Aliens, vampires, zombies and now… Sharks. Sharks are currently, if anyone is keeping track, the nation’s scare-creature of choice. It only makes sense. It’s summer time, and people are flocking to the beaches.
Because of this, we are inundated with shark related programming. I like to think that “Summer of the Shark ’13” truly started with SyFy’s release of Sharknado.
Sharknado, if you are unaware, is a so-bad-it’s-actually-good(?) low budget TV movie whose premise is as follows: ahem, a butt-load of sharks have assembled into a super-school which is then intercepted by a hurricane that contains multiple water spouts; these hit Los Angeles, where Tara Reid (the second best actor in the film) and her family (which includes her estranged husband) struggle to survive.
The best actor is the one with the chainsaw in his mouth.
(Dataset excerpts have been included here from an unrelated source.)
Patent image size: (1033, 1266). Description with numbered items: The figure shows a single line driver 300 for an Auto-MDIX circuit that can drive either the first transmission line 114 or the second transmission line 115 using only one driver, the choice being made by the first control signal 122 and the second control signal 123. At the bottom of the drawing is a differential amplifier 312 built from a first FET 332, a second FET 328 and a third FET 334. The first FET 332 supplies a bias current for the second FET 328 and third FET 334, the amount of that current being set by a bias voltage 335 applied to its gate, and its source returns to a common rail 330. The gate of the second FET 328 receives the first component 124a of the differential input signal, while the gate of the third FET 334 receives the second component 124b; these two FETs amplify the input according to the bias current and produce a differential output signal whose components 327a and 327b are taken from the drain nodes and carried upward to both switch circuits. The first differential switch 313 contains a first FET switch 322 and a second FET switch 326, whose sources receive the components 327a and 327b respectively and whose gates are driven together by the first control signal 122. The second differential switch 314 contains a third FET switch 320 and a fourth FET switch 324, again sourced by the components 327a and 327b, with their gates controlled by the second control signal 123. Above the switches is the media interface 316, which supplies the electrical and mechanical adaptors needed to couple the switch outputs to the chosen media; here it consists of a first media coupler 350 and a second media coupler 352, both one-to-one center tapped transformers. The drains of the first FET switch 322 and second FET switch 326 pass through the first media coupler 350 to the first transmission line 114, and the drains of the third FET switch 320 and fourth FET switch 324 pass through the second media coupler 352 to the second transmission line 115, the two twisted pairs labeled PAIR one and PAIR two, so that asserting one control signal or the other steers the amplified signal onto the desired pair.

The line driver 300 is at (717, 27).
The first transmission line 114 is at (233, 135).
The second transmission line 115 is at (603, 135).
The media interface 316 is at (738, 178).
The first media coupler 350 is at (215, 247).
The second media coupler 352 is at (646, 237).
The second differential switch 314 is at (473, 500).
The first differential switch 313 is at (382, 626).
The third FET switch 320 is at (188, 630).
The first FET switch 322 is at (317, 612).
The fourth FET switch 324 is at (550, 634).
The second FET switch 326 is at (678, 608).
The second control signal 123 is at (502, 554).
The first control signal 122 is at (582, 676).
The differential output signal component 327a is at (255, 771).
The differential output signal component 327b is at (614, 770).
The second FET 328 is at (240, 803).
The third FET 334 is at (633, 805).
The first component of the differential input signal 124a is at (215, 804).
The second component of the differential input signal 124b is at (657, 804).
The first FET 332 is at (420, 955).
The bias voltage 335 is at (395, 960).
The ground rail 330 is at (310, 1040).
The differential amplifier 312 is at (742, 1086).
As far as bad movies go, it didn’t suck. Of course, as expected in bad movies, it was rife with cheesy one-liners (“We’re gonna need a bigger chopper!”) and horrible special effects. But the one-liners could’ve been cheesier and the special effects could’ve been horribler. I truly wish Sharknado were more ridiculous, because it was pretty boring (believe it or not).
Hopefully SyFy’s Ghost Shark, premiering next week is better (or worse?).
Then came shark week. Now, here is where this week’s newsletter is going to polarize the audience.
Remember when you turned on the Discovery Channel to learn something? Not anymore. Discovery (and its sister channels) has spent the past few years disposing of education, opting to shock and awe audiences (Here Comes Honey Boo-Boo, Amish Mafia, etc.). The Shark Week opener was a fake 2-hour long documentary, complete with CGI footage and doctored photos, “proving” that the Megalodon (an extinct 100 foot shark) is still roaming the oceans.
From a business standpoint, however, Discovery freaking rocked it, Averaging over 4.5 million viewers a night.
Discovery’s raison d’etre
You may be saying, “Figgz, you’re too damn sensitive,” and you may be right. But when Tara Reid is given airtime on the same channel to claim that a whale shark is formed when a whale and shark have sex…
I think it is this shark week that has finally driven the nail into the coffin. I’m taking my eyeballs where they’ll be challenged.